First, the study revives and further develops the late Durkheim’s theorisation of morality which was left unfinished and under-recognized. The paper proposes the concept of moral order which connects key elements of what creates a morality of society in a Durkheimian perspective: the power of the social (moral ideals, moral authority, social attachment to the group) and the power of the individual, which all shape the moral obligation, the central element of morality. The paper further elaborates Durkheim’s ideas by the conceptualisation and operationalisation of moral obligation which has not received much sociological attention.
Second, employing the above conceptualisation, the paper contributes to our understanding of the moral transformations of Russian society.

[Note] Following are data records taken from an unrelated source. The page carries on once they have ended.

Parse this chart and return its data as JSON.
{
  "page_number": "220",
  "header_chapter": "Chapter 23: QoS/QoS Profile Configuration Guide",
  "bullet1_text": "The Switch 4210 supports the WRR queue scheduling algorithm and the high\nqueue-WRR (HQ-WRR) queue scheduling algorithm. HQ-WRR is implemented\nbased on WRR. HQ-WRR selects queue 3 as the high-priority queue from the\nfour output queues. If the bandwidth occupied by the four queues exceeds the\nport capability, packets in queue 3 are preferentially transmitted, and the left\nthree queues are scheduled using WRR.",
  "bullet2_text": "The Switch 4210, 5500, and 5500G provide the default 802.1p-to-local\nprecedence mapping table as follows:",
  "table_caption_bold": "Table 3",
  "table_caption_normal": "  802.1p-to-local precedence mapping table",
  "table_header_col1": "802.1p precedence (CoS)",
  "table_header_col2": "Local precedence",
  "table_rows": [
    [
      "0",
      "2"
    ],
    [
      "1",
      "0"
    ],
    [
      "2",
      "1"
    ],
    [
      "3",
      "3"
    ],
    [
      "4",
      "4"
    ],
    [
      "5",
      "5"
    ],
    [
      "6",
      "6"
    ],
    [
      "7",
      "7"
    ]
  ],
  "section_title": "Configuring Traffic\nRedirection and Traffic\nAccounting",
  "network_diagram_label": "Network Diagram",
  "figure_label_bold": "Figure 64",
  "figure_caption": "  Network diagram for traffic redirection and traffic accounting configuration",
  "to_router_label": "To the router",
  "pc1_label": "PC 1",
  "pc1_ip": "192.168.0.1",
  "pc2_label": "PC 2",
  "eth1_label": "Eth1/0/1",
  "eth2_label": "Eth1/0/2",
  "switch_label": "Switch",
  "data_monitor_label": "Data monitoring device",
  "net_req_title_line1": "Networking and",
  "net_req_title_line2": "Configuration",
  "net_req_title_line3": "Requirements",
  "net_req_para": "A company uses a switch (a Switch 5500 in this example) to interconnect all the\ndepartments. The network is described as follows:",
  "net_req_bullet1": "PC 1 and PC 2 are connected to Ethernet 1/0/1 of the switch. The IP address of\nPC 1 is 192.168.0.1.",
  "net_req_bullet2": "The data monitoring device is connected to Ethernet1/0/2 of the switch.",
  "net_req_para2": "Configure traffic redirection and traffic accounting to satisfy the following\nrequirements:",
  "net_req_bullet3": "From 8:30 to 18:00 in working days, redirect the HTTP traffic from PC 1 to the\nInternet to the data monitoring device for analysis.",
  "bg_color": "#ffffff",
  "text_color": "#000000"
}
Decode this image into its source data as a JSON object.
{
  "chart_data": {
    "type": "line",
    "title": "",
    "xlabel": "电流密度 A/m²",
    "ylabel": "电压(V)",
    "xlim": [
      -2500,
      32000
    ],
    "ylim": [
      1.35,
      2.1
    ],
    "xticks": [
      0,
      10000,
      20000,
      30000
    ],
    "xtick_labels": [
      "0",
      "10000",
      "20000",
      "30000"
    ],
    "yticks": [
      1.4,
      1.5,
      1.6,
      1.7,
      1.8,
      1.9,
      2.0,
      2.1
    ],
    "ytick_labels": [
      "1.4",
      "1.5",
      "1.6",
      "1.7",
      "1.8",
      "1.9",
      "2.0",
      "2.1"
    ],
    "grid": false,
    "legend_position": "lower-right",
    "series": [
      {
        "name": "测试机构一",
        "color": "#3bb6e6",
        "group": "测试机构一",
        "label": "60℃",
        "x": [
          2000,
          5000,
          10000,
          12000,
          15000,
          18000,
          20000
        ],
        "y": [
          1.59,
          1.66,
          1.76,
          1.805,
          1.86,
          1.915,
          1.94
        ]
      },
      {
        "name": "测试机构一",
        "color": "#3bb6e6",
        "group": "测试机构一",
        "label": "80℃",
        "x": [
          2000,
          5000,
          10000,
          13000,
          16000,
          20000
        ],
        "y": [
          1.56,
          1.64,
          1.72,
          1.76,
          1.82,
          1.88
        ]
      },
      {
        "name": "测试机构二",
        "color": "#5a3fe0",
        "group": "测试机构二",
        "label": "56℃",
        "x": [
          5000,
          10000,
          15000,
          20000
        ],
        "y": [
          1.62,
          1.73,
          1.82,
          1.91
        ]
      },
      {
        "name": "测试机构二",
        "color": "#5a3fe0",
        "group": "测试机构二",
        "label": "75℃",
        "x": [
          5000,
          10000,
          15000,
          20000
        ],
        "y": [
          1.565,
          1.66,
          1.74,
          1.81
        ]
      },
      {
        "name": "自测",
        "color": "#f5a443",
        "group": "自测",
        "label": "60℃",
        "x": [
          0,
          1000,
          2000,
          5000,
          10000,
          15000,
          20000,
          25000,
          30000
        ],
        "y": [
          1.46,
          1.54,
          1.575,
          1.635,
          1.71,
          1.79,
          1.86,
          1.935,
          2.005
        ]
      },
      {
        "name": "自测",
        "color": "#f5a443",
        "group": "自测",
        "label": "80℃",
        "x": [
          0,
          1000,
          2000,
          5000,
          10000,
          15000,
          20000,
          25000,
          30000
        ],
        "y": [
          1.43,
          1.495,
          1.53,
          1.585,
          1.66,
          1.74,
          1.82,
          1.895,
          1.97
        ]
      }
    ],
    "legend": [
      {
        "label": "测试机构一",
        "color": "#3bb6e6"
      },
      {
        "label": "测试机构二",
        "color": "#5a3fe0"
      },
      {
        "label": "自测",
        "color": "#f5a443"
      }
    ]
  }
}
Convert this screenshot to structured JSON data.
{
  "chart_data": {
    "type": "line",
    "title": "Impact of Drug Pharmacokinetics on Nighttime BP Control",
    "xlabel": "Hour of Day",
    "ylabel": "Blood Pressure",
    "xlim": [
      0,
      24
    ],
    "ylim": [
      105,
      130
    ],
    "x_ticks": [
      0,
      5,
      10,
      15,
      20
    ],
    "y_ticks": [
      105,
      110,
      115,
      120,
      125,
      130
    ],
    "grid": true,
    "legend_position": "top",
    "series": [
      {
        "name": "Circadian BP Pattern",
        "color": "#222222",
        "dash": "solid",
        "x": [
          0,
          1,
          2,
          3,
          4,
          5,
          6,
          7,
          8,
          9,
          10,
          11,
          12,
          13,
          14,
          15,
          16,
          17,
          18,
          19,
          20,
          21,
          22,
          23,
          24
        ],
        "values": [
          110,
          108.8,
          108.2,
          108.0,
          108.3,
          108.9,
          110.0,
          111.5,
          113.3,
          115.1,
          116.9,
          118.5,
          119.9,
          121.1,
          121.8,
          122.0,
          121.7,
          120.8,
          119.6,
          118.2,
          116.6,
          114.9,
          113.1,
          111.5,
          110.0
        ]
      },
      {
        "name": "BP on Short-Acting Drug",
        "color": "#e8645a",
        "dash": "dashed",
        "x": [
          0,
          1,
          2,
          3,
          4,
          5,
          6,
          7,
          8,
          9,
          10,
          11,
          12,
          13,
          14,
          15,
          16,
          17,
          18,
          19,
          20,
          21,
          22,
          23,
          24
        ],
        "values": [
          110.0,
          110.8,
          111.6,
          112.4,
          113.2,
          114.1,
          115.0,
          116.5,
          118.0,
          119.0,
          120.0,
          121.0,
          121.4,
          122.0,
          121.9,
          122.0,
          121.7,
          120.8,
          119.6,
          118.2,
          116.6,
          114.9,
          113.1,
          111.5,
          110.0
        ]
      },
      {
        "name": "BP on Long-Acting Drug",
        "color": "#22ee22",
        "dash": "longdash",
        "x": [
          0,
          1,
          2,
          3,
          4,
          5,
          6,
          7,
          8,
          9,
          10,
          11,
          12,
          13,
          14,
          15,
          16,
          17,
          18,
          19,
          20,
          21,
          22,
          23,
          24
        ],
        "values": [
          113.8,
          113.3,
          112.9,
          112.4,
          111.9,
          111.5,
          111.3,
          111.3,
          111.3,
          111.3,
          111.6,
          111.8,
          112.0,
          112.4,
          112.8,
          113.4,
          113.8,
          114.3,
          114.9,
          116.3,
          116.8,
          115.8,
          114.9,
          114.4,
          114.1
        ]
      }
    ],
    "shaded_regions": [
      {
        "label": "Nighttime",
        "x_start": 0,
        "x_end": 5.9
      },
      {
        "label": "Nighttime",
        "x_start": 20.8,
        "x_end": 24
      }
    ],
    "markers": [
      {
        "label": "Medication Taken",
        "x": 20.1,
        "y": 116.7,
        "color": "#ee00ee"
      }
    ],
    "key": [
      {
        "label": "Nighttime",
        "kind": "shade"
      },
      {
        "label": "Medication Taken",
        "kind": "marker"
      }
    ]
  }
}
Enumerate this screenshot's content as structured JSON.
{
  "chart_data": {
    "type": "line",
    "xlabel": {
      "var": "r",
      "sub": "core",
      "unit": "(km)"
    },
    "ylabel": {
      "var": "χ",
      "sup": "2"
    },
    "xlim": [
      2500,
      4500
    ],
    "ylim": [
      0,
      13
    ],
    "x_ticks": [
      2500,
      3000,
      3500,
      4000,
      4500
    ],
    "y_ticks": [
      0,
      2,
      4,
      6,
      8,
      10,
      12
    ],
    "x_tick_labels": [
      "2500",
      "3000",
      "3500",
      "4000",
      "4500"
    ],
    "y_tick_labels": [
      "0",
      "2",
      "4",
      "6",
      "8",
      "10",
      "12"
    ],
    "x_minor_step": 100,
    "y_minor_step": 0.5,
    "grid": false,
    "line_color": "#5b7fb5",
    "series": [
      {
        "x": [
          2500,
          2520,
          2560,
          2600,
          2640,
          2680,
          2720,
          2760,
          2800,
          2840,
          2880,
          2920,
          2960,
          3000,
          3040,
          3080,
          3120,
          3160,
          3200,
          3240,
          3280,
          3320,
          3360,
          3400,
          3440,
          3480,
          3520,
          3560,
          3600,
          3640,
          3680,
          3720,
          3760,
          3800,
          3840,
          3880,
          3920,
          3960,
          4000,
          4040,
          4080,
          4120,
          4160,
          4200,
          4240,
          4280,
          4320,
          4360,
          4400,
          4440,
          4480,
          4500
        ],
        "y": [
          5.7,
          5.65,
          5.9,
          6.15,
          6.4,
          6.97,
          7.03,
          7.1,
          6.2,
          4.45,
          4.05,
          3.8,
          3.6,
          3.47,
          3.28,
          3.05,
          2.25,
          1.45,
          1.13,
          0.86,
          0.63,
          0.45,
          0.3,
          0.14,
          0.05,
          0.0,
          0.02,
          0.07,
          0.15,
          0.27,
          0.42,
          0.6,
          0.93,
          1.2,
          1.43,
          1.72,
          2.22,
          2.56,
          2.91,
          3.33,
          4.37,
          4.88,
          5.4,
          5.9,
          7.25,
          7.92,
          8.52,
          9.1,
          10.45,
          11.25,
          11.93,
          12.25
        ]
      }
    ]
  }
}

The study analyses discourses constructed in the public space by powerful authorities shaping the moral order, the state and popular media, over the period 1976-2021. Using thematic analysis, the research focuses on the gradual transformation of each element of the moral order, their continuities and discontinuities.
Late Soviet moral order which established moral obligations for each individual and the collective, in relation to society and the common, was internally undermined by perestroika and dismantled in the late 1980s. The moral order shaped in early 1990s has been reinforced throughout the entire post-Soviet period. It was completely different from the perestroika’s humanistic, universal human values perspective. Moral ideals of the market and the new Russian statehood were constructed as the rejection of Soviet collectivity, the common, and the social. The Soviet norm of ‘everyone’ working for society became a neoliberal subject working for oneself, navigating the consumer market and paying taxes. Soviet rights and obligations were replaced with human rights and freedoms. The idea of justice already weakened in the Soviet time became the justification of inequality. In a Durkheimian perspective, such a moral order lacking sociality necessarily leads to the ‘self-aggrandizement’ of the state and prioritisation of patriotic duties to the state.